Netflix is all set to invest Rs 3,000 crore on producing exclusive content in India in the immediate future, Reed Hastings, CEO and founder of the streaming giant announced here on Friday.

“We will invest Rs 3,000 crore on content in India this year and the next. The Internet does many things but it lets you tell good stories too, and there are so many great stories here in India,” said Hastings, at a closed discussion with select media persons, he also confirmed that right now, India ranks among the top priorities for the brand as far as investment goes, along with nations like the US and Spain.

For Netflix, the heavy investment seems to be a wager to ensure heavier returns, considering the OTT business wholly banks on subscription and no advertisement revenue.

“We have no advertisement model, so its all about pleasing our members,”!Hastings explained, adding: “In a way, it simplifies things for us not having advertisers. It lets us create content freely”

Freedom of creativity of course can often court censorship the world over, Hastings says Netflix has never faced any problem in India.

“You can never take freedom for granted.
It is important to safeguard freedom and we are pleased with the way things have been in India. The Indian government hasn’t imposed broadcast conduct. On our part, we always say this if you dont want to watch something you don’t have to watch. It’s really a self-regulation model for the OTTs. At our end, we label shows to denote sex, violence or any other thematic content,” Hastings explained.

He continued: “We believe in artistic freedom. Taking down a show is always a tough decision and it is driven by local law.”

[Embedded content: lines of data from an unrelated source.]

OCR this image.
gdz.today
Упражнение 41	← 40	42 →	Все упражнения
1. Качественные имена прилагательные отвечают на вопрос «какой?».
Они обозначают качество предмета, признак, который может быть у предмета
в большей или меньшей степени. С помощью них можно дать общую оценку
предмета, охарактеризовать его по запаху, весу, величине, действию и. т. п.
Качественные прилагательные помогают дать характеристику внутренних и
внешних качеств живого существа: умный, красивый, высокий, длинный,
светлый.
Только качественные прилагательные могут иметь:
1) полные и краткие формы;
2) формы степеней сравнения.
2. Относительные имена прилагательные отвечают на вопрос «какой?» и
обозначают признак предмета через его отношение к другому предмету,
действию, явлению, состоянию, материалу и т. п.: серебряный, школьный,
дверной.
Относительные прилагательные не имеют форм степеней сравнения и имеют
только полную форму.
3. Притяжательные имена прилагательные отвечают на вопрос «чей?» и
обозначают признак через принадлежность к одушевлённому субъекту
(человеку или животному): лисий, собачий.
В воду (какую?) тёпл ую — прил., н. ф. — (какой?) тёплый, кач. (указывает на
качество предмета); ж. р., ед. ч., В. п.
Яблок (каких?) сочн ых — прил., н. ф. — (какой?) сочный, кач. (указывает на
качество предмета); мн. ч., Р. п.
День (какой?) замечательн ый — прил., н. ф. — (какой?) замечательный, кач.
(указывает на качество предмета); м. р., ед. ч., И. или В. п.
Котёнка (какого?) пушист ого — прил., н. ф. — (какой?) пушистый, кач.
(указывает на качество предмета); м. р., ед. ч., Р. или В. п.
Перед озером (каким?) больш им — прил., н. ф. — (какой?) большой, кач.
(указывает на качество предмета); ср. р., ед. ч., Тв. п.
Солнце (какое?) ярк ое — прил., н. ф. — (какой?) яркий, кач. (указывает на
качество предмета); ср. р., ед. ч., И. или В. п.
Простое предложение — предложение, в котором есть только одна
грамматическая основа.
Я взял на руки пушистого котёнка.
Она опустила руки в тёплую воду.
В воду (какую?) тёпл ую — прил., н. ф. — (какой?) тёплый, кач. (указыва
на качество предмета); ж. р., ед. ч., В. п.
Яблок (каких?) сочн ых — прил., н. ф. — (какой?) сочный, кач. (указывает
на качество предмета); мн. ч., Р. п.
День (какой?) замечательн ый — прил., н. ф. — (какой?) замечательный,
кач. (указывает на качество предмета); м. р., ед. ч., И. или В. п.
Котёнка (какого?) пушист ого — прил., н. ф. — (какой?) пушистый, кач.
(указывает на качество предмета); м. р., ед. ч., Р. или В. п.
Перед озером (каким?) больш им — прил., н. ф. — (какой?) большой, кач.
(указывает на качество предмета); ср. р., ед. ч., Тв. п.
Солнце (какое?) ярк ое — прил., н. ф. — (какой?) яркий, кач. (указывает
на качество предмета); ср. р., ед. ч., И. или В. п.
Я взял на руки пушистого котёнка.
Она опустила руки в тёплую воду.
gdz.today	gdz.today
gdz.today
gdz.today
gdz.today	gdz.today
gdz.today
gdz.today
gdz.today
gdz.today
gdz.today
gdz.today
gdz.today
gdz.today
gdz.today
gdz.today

The Netflix honcho pointed at the how the wide reach of the OTT platform had taken Indian entertainment to living rooms all over the world. “Global households are watching ‘Mighty Little Bheem’ today,” he noted.

The mega spending is also an obvious strategy to reach out to audiences with bigger and better content in a market that is slowly getting crowded with many players.

“The market is competitive. There’s Amazon Prime, Youtube, Hotstar, and many more. That’s the reason we are investing big,” he reasoned.

At a time when there is a surfeit of players in the digital entertainment space, variety is the key, he affirms: “Consumers want variety. For instance, if they like ‘The Irishman’ that does not mean they are ready for just another film of the same kind. We always look for new stories”

In an industry that is still growing, parameters to define what is foolproof are hard to find. “We don’t have demographic information on what works where. All we can bank on is your likes, and accordingly give recommendations,” said Hastings.

Present at the discussion was also actress Huma Qureshi, who has worked in Zack Snyder’s Netflix film “Army Of The Dead” and who, Hastings informed, was all set to part of “something big” in January.

“We are in the middle of interesting change. We now have licence and support to do what we want creatively. The film business tends to be dictated by what we watched on the big screen. Netflix has changed that,” said Huma.

“It is an exposure to a different kind of storytelling and I love that. I feel we are still far from the heart of it all but there are great times ahead,” summed up Huma.